Setahun Prabowo, IPO Sebut Ekonomi Nasional Menguat dan Kepercayaan Publik Meningkat
Poin Penting
|
JAKARTA, Investortrust.id -- Tingkat kepercayaan dan kepuasan publik menunjukkan tingkat kepercayaan dan kepuasan yang tinggi terhadap kinerja pemerintahan dalam satu tahun pemerintahan Presiden Prabowo Subianto.
Dalam survei terbaru Indonesia Political Opinion (IPO), didapati sebanyak 73 persen responden kondisi ekonomi nasional baik dan cukup baik, meningkat tajam dibanding periode survei Oktober 2024. Sementara 29% menilai ekonomi memburuk, dan 4% menyatakan sangat buruk.
Mayoritas publik juga mengaku kondisi ekonomi yang lebih baik tersebut berdampak positif terhadap keseharian mereka, dengan 57% responden menyatakan berdampak dan 11% sangat berdampak. Tren positif juga terdapat pada tingkat kepuasan dan kepercayaan publik terhadap Presiden.
Sebanyak 67% responden menyatakan puas dan sangat puas terhadap kinerja Presiden Prabowo Subianto, sementara 81% menyatakan percaya dan sangat percaya pada kepemimpinannya.
Direktur Eksekutif IPO Dedi Kurnia Syah mengatakan Faktor kepuasan publik didorong oleh sejumlah kebijakan yang dinilai pro-rakyat, seperti Program Makan Bergizi Gratis, yang mendapat apresiasi positif dari 70% publik, Program Pengadaan 3 Juta Rumah Rakyat, dengan 83% tingkat kepuasan di antara yang mengetahui program tersebut, dan Dana Desa yang menunjukkan tingkat kepuasan di atas 70%.
"Tren persepsi publik terhadap ekonomi dan kepemimpinan Presiden Prabowo menunjukkan arah yang stabil dan optimistis. Publik menilai kebijakan ekonomi pemerintah mulai terasa hingga ke lapisan bawah masyarakat, terutama lewat program-program seperti makan bergizi gratis dan koperasi desa," kata Dedi Kurnia Syah di Jakarta, Selasa, (21/10/2025).

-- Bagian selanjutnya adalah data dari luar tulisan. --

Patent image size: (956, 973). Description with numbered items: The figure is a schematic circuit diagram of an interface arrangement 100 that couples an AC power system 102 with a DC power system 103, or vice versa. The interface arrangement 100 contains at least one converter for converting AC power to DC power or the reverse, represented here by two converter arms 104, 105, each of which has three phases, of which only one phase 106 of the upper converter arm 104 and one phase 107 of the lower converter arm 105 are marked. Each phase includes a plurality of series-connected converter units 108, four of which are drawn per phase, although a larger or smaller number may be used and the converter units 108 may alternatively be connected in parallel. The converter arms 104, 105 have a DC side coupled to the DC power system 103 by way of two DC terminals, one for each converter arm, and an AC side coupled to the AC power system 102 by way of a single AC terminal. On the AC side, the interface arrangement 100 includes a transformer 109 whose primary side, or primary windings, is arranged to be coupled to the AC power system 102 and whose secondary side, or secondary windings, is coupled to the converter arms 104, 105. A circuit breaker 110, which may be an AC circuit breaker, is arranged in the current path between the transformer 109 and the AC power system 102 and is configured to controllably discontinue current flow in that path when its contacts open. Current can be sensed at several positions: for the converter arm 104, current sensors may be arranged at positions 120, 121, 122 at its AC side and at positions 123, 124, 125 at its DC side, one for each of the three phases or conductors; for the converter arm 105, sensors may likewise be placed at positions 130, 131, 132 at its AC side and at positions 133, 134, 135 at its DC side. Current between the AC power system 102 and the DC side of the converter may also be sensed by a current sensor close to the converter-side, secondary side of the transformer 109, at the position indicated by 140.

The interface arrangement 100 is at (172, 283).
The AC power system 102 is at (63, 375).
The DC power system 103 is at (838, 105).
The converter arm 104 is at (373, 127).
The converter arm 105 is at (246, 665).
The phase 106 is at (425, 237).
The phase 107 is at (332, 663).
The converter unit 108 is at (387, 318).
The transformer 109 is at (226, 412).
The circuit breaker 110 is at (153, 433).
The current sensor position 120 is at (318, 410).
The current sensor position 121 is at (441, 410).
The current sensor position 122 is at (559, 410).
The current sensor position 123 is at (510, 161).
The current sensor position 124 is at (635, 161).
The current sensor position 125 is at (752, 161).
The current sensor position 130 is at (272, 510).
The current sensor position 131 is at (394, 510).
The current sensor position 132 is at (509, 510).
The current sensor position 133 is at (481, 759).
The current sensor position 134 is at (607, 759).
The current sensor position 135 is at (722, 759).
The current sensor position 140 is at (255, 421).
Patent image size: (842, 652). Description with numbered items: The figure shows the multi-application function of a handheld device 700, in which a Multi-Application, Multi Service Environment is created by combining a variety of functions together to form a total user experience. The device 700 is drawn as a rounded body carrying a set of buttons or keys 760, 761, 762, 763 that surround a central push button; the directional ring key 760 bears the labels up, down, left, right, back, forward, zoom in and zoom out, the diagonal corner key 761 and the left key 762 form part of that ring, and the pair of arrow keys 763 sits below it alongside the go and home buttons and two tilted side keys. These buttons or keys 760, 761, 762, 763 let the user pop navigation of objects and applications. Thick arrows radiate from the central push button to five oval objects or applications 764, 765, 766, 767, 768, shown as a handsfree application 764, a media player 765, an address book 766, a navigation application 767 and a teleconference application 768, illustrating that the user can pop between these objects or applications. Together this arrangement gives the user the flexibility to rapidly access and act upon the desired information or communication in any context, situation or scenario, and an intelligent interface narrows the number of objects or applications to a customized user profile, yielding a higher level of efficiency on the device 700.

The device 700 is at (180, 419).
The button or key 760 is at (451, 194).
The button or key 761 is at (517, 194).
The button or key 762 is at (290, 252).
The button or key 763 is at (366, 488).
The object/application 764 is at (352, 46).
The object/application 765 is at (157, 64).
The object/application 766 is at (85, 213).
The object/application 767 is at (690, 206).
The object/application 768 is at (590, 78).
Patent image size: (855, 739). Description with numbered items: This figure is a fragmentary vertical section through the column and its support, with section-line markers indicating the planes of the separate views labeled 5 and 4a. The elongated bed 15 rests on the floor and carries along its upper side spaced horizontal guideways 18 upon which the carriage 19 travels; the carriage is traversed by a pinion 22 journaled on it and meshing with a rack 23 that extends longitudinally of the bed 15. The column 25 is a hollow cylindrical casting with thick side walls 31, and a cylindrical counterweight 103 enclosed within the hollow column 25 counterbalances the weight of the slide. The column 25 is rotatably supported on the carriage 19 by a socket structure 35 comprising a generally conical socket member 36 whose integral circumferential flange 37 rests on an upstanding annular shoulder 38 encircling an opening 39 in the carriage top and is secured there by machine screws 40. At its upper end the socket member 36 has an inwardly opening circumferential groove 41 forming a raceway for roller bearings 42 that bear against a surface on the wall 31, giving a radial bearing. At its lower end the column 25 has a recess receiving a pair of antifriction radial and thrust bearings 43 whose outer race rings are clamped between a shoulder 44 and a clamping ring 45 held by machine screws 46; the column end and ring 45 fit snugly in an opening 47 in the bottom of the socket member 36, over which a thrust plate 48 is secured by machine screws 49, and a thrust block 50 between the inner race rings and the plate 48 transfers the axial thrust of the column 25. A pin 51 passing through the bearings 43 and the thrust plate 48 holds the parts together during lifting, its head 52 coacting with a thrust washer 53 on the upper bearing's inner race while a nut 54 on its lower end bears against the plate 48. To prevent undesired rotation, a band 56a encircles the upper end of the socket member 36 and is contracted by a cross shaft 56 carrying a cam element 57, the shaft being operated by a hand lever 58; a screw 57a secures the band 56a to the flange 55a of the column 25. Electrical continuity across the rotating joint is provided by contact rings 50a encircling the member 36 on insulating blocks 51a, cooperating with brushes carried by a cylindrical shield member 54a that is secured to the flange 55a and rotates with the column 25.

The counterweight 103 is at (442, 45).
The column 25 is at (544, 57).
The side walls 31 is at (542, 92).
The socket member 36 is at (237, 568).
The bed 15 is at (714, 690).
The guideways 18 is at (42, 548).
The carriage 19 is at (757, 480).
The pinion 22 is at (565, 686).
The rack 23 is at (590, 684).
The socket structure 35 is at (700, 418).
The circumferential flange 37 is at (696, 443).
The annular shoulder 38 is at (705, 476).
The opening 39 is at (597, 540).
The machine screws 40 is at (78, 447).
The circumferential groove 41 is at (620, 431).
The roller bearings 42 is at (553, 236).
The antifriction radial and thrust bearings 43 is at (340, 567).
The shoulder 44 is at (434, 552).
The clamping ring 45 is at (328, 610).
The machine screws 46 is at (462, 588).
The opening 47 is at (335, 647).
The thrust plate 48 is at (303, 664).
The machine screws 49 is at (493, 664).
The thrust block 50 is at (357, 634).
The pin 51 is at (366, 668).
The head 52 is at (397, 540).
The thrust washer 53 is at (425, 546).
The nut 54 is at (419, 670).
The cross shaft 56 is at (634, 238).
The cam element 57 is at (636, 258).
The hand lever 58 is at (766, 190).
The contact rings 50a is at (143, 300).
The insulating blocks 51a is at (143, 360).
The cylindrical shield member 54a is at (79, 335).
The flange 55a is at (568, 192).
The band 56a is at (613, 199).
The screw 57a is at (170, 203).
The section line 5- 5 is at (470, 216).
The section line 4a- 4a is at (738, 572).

Dedi menyebut capaian ini tidak hanya menggambarkan keberhasilan dalam menjaga stabilitas ekonomi, tetapi juga efektivitas komunikasi politik pemerintah. Ia menambahkan, kepercayaan publik yang mencapai lebih dari 80% menandakan bahwa masyarakat melihat kepemimpinan Prabowo tegas, berwibawa, dan berorientasi pada hasil.
"Stabilitas politik dan ekonomi yang berjalan paralel ini akan menjadi modal penting untuk melangkah ke tahun kedua pemerintahan," ujarnya.
Dedi mengatakan survei tersebut menunjukan bahwa publik merespons positif arah kebijakan Presiden yang menekankan keseimbangan antara ekonomi nasional dan kesejahteraan rakyat kecil. Menurutnya hal ini menjadi sinyal bahwa masyarakat mulai merasakan manfaat nyata dari visi besar Presiden untuk kemandirian ekonomi bangsa.
Survei dilakukan pada 9-17 Oktober 2025. Survei IPO dilakukan terhadap 1.200 responden berusia minimal 17 tahun atau sudah menikah, tersebar secara proporsional di 38 provinsi Indonesia, dengan komposisi 41% warga kota dan 59% warga desa.
Survei menggunakan metode Stratified Multistage Random Sampling (SMRS) dengan margin of error ±2,9% dan tingkat kepercayaan 95%.